In a letter to the EADT, Laurie Mayer said giving the go-ahead to the development at the HMS Ganges site in Shotley Gate demonstrated “confusion at the heart of the government policy on planning”.

In November Babergh District Council (BDC) gave conditional approval to an application by developer Haylink which would see 285 homes, a 60-bed nursing home, a hotel and retail and commercial buildings erected on the former naval site.

But in December the DCLG advised that they would be reviewing the application to see if it should be ‘called in’ for consideration by the Secretary of State.

Now they have announced that the application will not be ‘called in’ and BDC can proceed as planned.

Mr Mayer said the decision empowered BDC to “ignore key national planning principles not only with impunity but with the active encouragement of central government in the name of localism”.

“Core principles such as sustainability, conservation and adequate infrastructure have been trashed in order to drive through the Ganges plan,” he said.

“Mr Pickles’ (Eric Pickles, Secretary of State for Communities and Local Government) decision is a recipe for chaos.

“It leaves communities up and down the country with no guidance on how to weigh differing or conflicting planning priorities.”

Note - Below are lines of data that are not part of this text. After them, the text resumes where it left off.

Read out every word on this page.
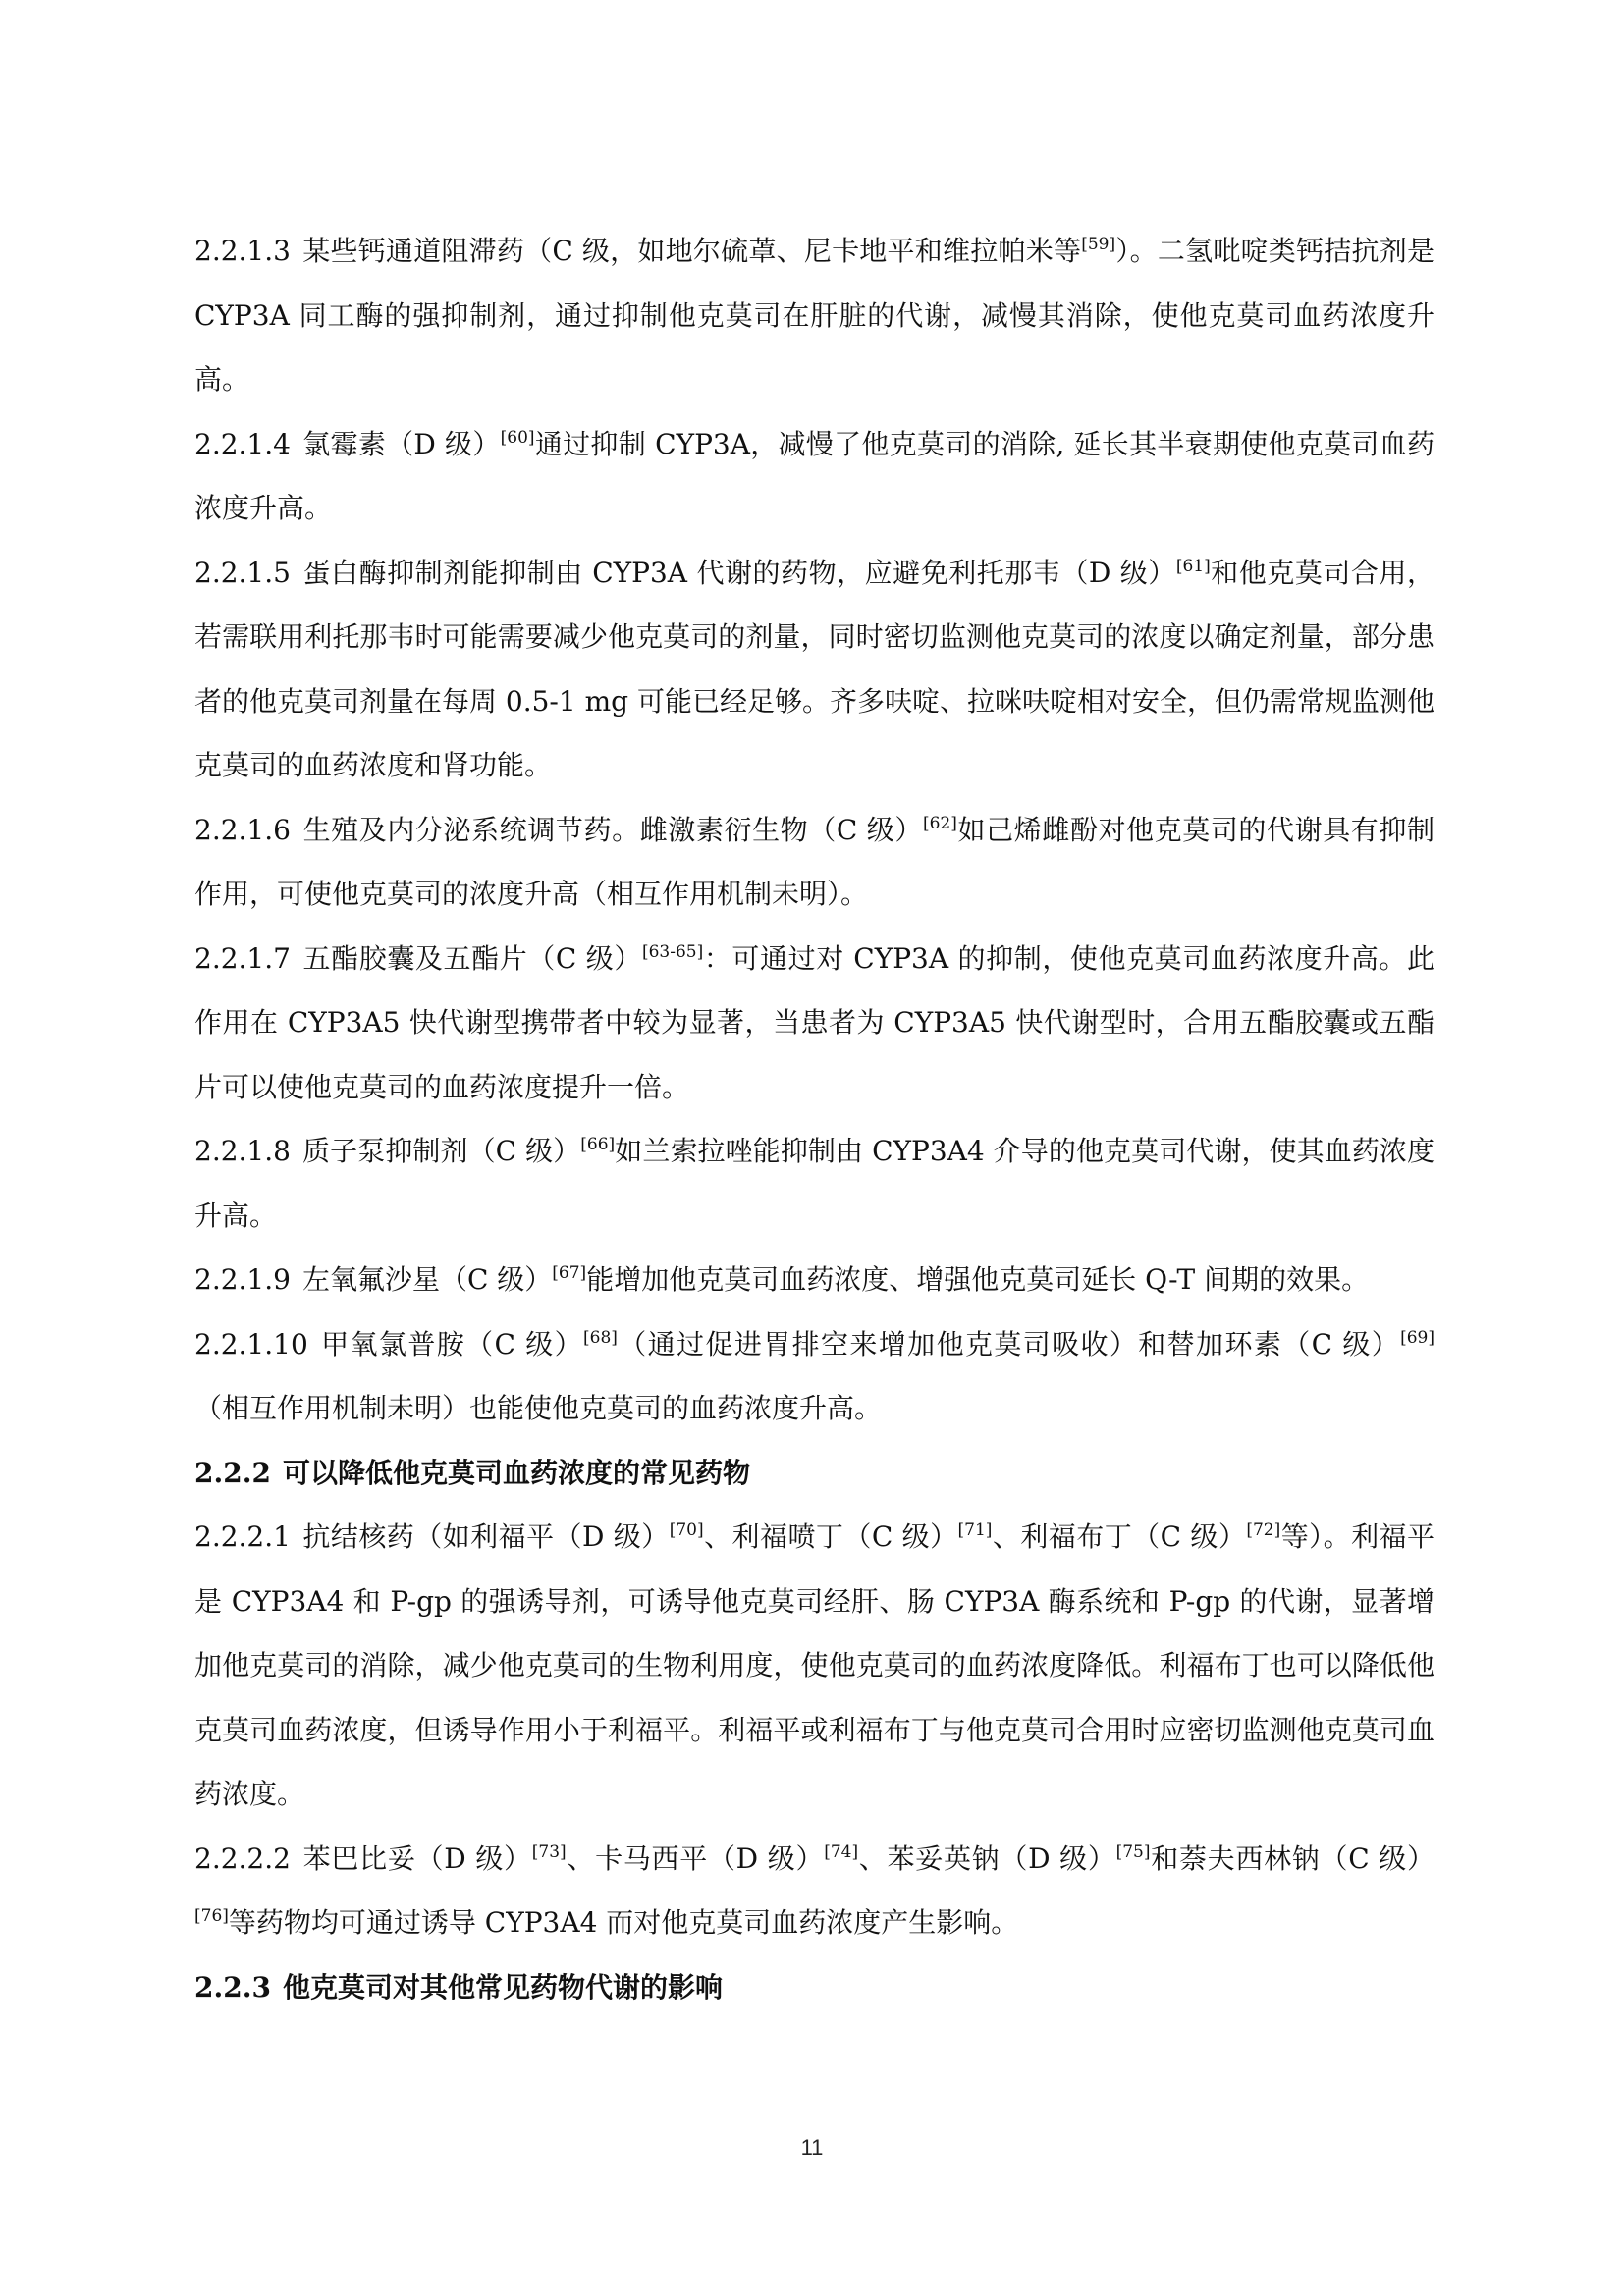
2.2.1.3 某些钙通道阻滞药（C 级，如地尔硫䓬、尼卡地平和维拉帕米等[59]）。二氢吡啶类钙拮抗剂是 CYP3A 同工酶的强抑制剂，通过抑制他克莫司在肝脏的代谢，减慢其消除，使他克莫司血药浓度升高。

2.2.1.4 氯霉素（D 级）[60]通过抑制 CYP3A，减慢了他克莫司的消除, 延长其半衰期使他克莫司血药浓度升高。

2.2.1.5 蛋白酶抑制剂能抑制由 CYP3A 代谢的药物，应避免利托那韦（D 级）[61]和他克莫司合用，若需联用利托那韦时可能需要减少他克莫司的剂量，同时密切监测他克莫司的浓度以确定剂量，部分患者的他克莫司剂量在每周 0.5-1 mg 可能已经足够。齐多呋啶、拉咪呋啶相对安全，但仍需常规监测他克莫司的血药浓度和肾功能。

2.2.1.6 生殖及内分泌系统调节药。雌激素衍生物（C 级）[62]如己烯雌酚对他克莫司的代谢具有抑制作用，可使他克莫司的浓度升高（相互作用机制未明）。

2.2.1.7 五酯胶囊及五酯片（C 级）[63-65]：可通过对 CYP3A 的抑制，使他克莫司血药浓度升高。此作用在 CYP3A5 快代谢型携带者中较为显著，当患者为 CYP3A5 快代谢型时，合用五酯胶囊或五酯片可以使他克莫司的血药浓度提升一倍。

2.2.1.8 质子泵抑制剂（C 级）[66]如兰索拉唑能抑制由 CYP3A4 介导的他克莫司代谢，使其血药浓度升高。

2.2.1.9 左氧氟沙星（C 级）[67]能增加他克莫司血药浓度、增强他克莫司延长 Q-T 间期的效果。

2.2.1.10 甲氧氯普胺（C 级）[68]（通过促进胃排空来增加他克莫司吸收）和替加环素（C 级）[69]（相互作用机制未明）也能使他克莫司的血药浓度升高。

2.2.2 可以降低他克莫司血药浓度的常见药物

2.2.2.1 抗结核药（如利福平（D 级）[70]、利福喷丁（C 级）[71]、利福布丁（C 级）[72]等）。利福平是 CYP3A4 和 P-gp 的强诱导剂，可诱导他克莫司经肝、肠 CYP3A 酶系统和 P-gp 的代谢，显著增加他克莫司的消除，减少他克莫司的生物利用度，使他克莫司的血药浓度降低。利福布丁也可以降低他克莫司血药浓度，但诱导作用小于利福平。利福平或利福布丁与他克莫司合用时应密切监测他克莫司血药浓度。

2.2.2.2 苯巴比妥（D 级）[73]、卡马西平（D 级）[74]、苯妥英钠（D 级）[75]和萘夫西林钠（C 级）[76]等药物均可通过诱导 CYP3A4 而对他克莫司血药浓度产生影响。

2.2.3 他克莫司对其他常见药物代谢的影响

11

Mr Mayer added: “In 2007 the Secretary of State specifically stated: ‘The immediate advantage of meeting housing requirements does not take precedence over the need to provide well designed, sustainable communities and the long-term advantages than can be secured through the use of sustainable locations.’

“Mr Pickles has overturned this considered view... No explanation, no justification.

“If housing requirement indeed now trumps all other considerations, more and more remote, beautiful and supposedly protected rural areas like ours face the bulldozer and urbanisation.”

The application will now be approved provided BDC and Haylink can agree on mitigation conditions.

However last night Mr Mayer said no level of mitigation could make the development sustainable because the scale of it was “overwhelming”.

He added that opponents of the development would consider a legal challenge to the DCLG’s decision.

A spokesman for the DCLG said very few planning applications were called in for consideration by the Secretary of State and reiterated the points made in their letter to BDC that the proposals “didn’t involve a conflict with national policies on important matters”.